Essai
Nouvelle parution
Jean Rouaud, La Désincarnation

Jean Rouaud, La Désincarnation

Publié le par Thomas Parisot (Source : Yvan Leclerc)

Jean Rouaud, La Désincarnation, essai littéraire, Paris, Gallimard, avril 2001, 144 p., 85 FF.

Présentation
« A ce moment précis, la littérature n'a tenu qu'à un fil. Deux amis conseillaient à un troisième, qui venait de leur lire une longue mélopée dans laquelle il avait mis le meilleur de lui-même, de carrément laisser tomber. Pas grave, dirons-nous. La littérature s'en remettra. Oui, mais plus comme avant. La littérature, pour survivre, passe ici, à Croisset, près de Rouen, par un renoncement. Car le jeune Gustave, fils bon à rien du docteur Flaubert, jusque-là s'en faisait une autre idée.
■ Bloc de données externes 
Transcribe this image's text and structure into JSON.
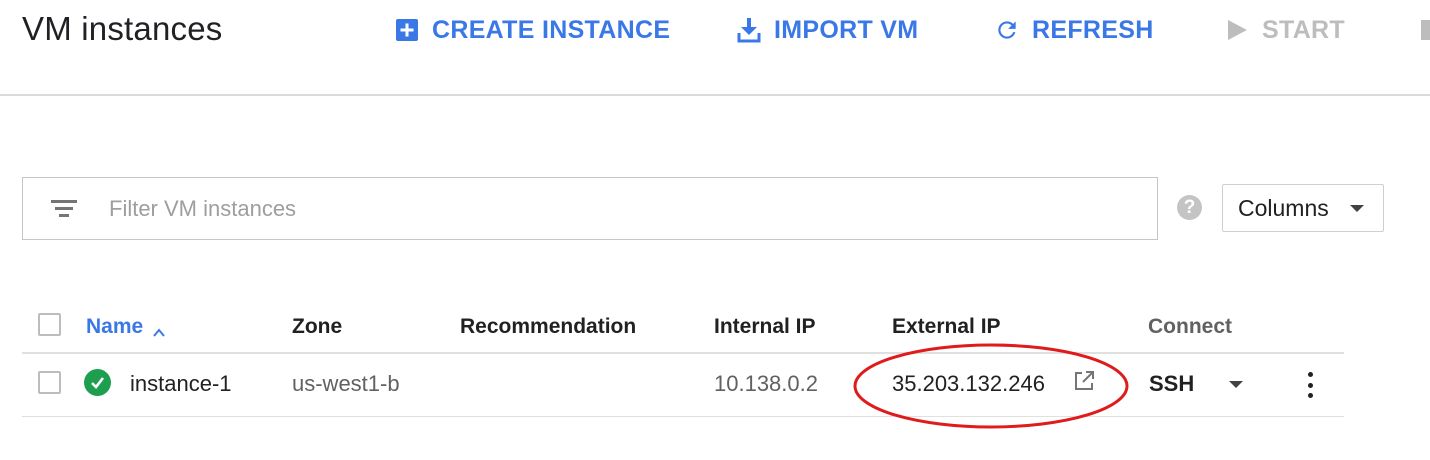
{
  "header": {
    "title": "VM instances",
    "actions": [
      {
        "label": "CREATE INSTANCE",
        "icon": "add-box-icon",
        "enabled": true
      },
      {
        "label": "IMPORT VM",
        "icon": "download-icon",
        "enabled": true
      },
      {
        "label": "REFRESH",
        "icon": "refresh-icon",
        "enabled": true
      },
      {
        "label": "START",
        "icon": "play-icon",
        "enabled": false
      }
    ]
  },
  "filter": {
    "placeholder": "Filter VM instances",
    "value": "",
    "icon": "filter-list-icon"
  },
  "help": {
    "icon": "help-icon",
    "glyph": "?"
  },
  "columns_button": {
    "label": "Columns",
    "icon": "arrow-drop-down-icon"
  },
  "table": {
    "headers": {
      "name": "Name",
      "zone": "Zone",
      "recommendation": "Recommendation",
      "internal_ip": "Internal IP",
      "external_ip": "External IP",
      "connect": "Connect"
    },
    "sort": {
      "column": "Name",
      "direction": "ascending"
    },
    "rows": [
      {
        "status": "running",
        "name": "instance-1",
        "zone": "us-west1-b",
        "recommendation": "",
        "internal_ip": "10.138.0.2",
        "external_ip": "35.203.132.246",
        "connect": "SSH"
      }
    ]
  },
  "colors": {
    "accent_blue": "#3b78e7",
    "status_green": "#1e9e4f",
    "annotation_red": "#e01b1b",
    "disabled_grey": "#bdbdbd"
  }
}
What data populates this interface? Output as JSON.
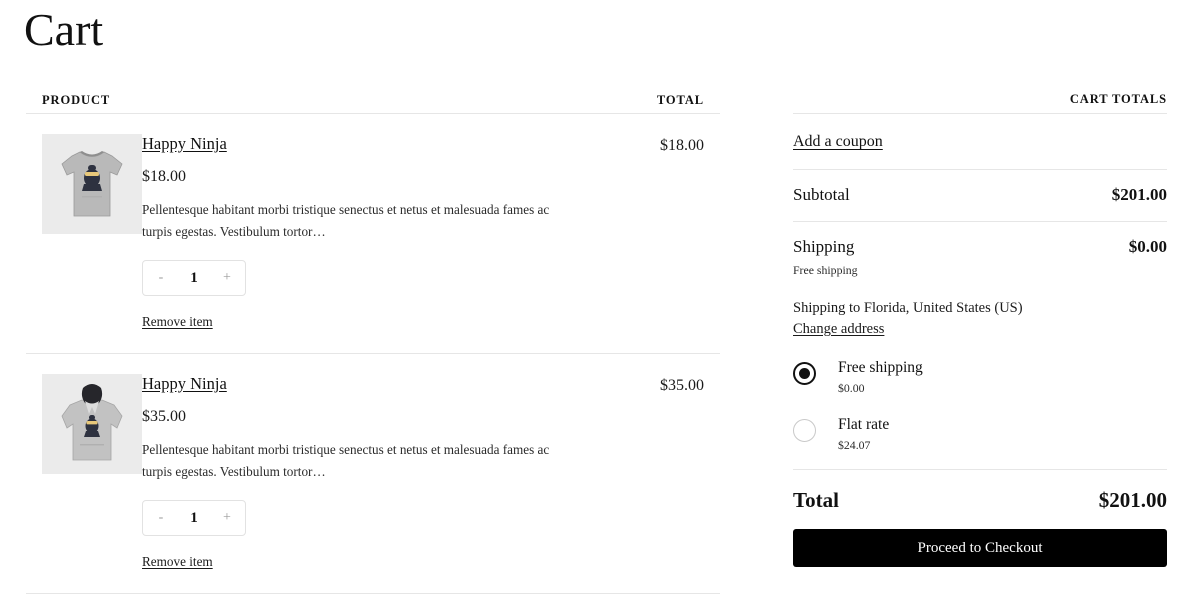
{
  "page": {
    "title": "Cart"
  },
  "cart_table": {
    "headers": {
      "product": "PRODUCT",
      "total": "TOTAL"
    },
    "items": [
      {
        "thumb_icon": "tshirt-thumbnail",
        "name": "Happy Ninja",
        "price": "$18.00",
        "description": "Pellentesque habitant morbi tristique senectus et netus et malesuada fames ac turpis egestas. Vestibulum tortor…",
        "qty": "1",
        "minus_label": "-",
        "plus_label": "+",
        "remove_label": "Remove item",
        "line_total": "$18.00"
      },
      {
        "thumb_icon": "hoodie-thumbnail",
        "name": "Happy Ninja",
        "price": "$35.00",
        "description": "Pellentesque habitant morbi tristique senectus et netus et malesuada fames ac turpis egestas. Vestibulum tortor…",
        "qty": "1",
        "minus_label": "-",
        "plus_label": "+",
        "remove_label": "Remove item",
        "line_total": "$35.00"
      }
    ]
  },
  "cart_totals": {
    "heading": "CART TOTALS",
    "coupon_link": "Add a coupon",
    "subtotal_label": "Subtotal",
    "subtotal_value": "$201.00",
    "shipping_label": "Shipping",
    "shipping_value": "$0.00",
    "shipping_note": "Free shipping",
    "shipping_to": "Shipping to Florida, United States (US)",
    "change_address_link": "Change address",
    "shipping_options": [
      {
        "name": "Free shipping",
        "cost": "$0.00",
        "selected": true
      },
      {
        "name": "Flat rate",
        "cost": "$24.07",
        "selected": false
      }
    ],
    "total_label": "Total",
    "total_value": "$201.00",
    "checkout_label": "Proceed to Checkout"
  },
  "colors": {
    "accent": "#000000",
    "text": "#111111",
    "divider": "#e6e6e6",
    "thumb_bg": "#ebebeb"
  }
}
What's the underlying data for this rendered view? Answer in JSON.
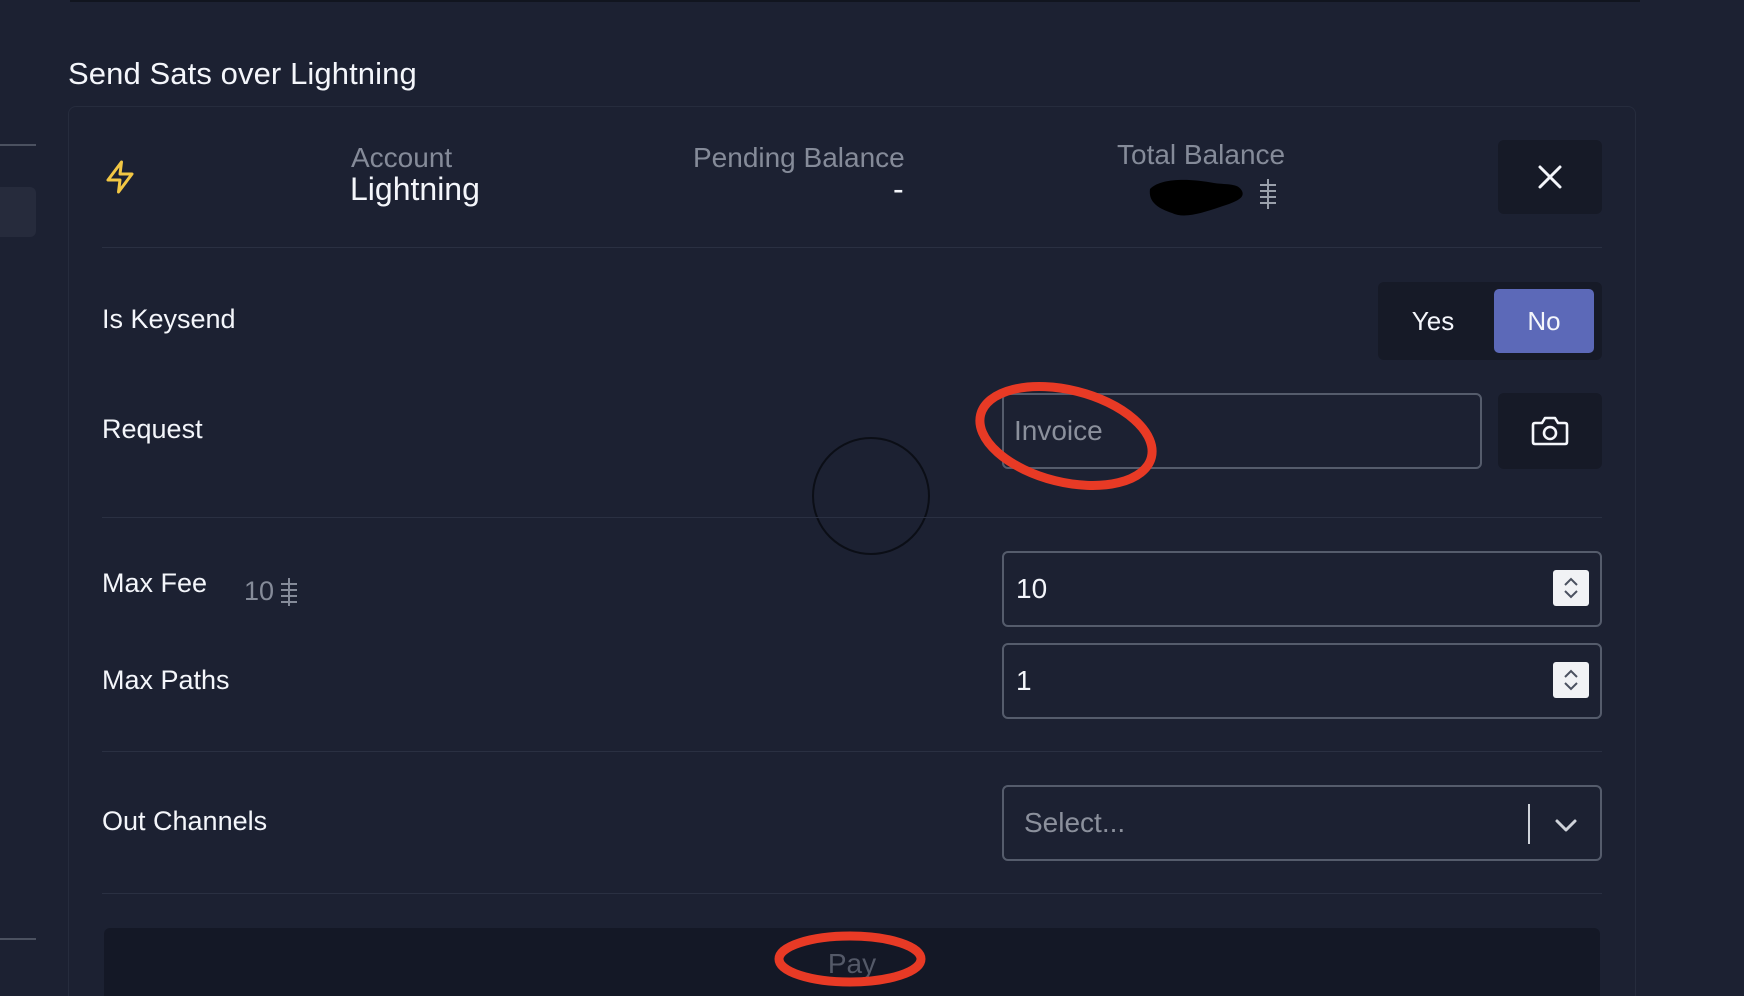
{
  "section": {
    "title": "Send Sats over Lightning"
  },
  "header": {
    "bolt_icon": "lightning-bolt-icon",
    "account_label": "Account",
    "account_value": "Lightning",
    "pending_label": "Pending Balance",
    "pending_value": "-",
    "total_label": "Total Balance",
    "total_value": "",
    "total_value_state": "redacted",
    "close_icon": "close-icon"
  },
  "keysend": {
    "label": "Is Keysend",
    "yes_label": "Yes",
    "no_label": "No",
    "selected": "No"
  },
  "request": {
    "label": "Request",
    "placeholder": "Invoice",
    "value": "",
    "camera_icon": "camera-icon"
  },
  "max_fee": {
    "label": "Max Fee",
    "hint": "10",
    "value": "10"
  },
  "max_paths": {
    "label": "Max Paths",
    "value": "1"
  },
  "out_channels": {
    "label": "Out Channels",
    "placeholder": "Select..."
  },
  "pay": {
    "label": "Pay"
  },
  "colors": {
    "background": "#1c2132",
    "accent": "#5c69b8",
    "bolt": "#f2c744",
    "annotation": "#e83a25"
  }
}
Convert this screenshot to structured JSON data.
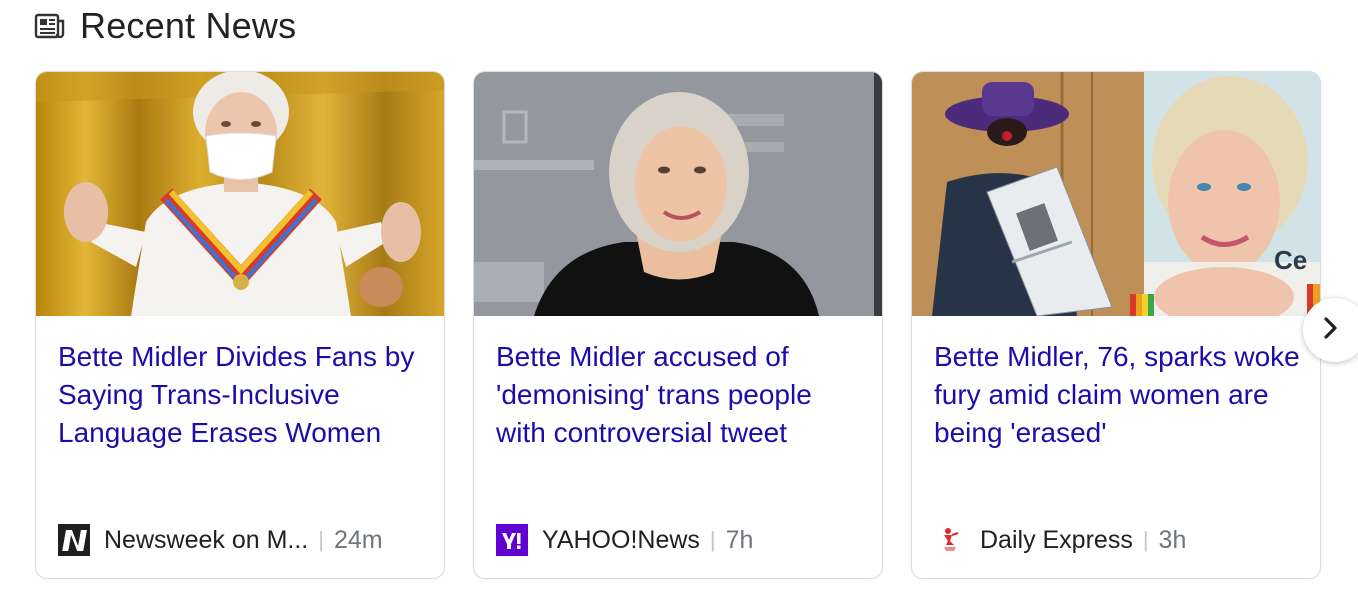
{
  "section": {
    "title": "Recent News",
    "icon": "newspaper-icon"
  },
  "cards": [
    {
      "title": "Bette Midler Divides Fans by Saying Trans-Inclusive Language Erases Women",
      "source": "Newsweek on M...",
      "source_icon": "newsweek-logo-icon",
      "age": "24m"
    },
    {
      "title": "Bette Midler accused of 'demonising' trans people with controversial tweet",
      "source": "YAHOO!News",
      "source_icon": "yahoo-logo-icon",
      "age": "7h"
    },
    {
      "title": "Bette Midler, 76, sparks woke fury amid claim women are being 'erased'",
      "source": "Daily Express",
      "source_icon": "daily-express-logo-icon",
      "age": "3h",
      "image_text": "Ce"
    }
  ],
  "carousel": {
    "next_icon": "chevron-right-icon"
  },
  "colors": {
    "headline_link": "#1a0dab",
    "yahoo_purple": "#6001d2",
    "divider": "#dadce0"
  }
}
Pendant de longs mois, il s'était donné dans sa Tentation de saint Antoine des «éperduments de style» qu'il ne retrouverait jamais. Pour l'opérer de son «cancer du lyrisme», Maxime Du Camp et Louis Bouilhet, les deux amis, lui prescrivent un traitement de cheval : écrire un roman «à la Balzac», «terre à terre». Ce sera, contraint et forcé, Madame Bovary. Pas commodes, les temps qui s'annoncent pour ceux-là qui privilégient la phrase et le chant. Désormais le réalisme impose sa loi d'airain, les visions sont renvoyées au désert et les morts priés de ne pas ressusciter. Comme si cette fission entre la terre et le ciel résonnait d'une autre guerre secrète, déclenchée il y a plusieurs siècles autour de cette question de la double nature. La rencontre de Croisset, ultime avatar du concile de Nicée? » (Source : http://www.jean-rouaud.com/)

Critique
« Essai sur "l'affrontement terre-ciel, nature-Dieu, corps-âme, réalisme-lyrisme" (p. 84). Flaubert, qui ouvre le volume, sert de témoin et de révélateur d'un basculement de la littérature dans le réalisme, lorsque Du Camp et Bouilhet condamnent le lyrisme de La Tentation et imposent le sujet de Madame Bovary. Quelques bonnes pages, par exemple sur le culot d'un inconnu qui se permet de donner des leçons de littérature à sa maîtresse, que Jean Rouaud appelle "Pauvre Louise". Mais au total un essai décevant par le maniement réducteur des catégories de lyrisme (= imaginaire) et de réalisme (= reproduction photographique). Et des erreurs sur Flaubert, qu'on s'explique mal : pendant son voyage en Orient, il n'aurait pris aucune note, laissant Du Camp écrire (p. 28) et photographier : "Flaubert [] se sentira dispensé de remplir ses carnets en Egypte puisque Maxime saisit tout ce qui ne bouge pas" (p. 6)??? » (Source : Yvan Leclerc.)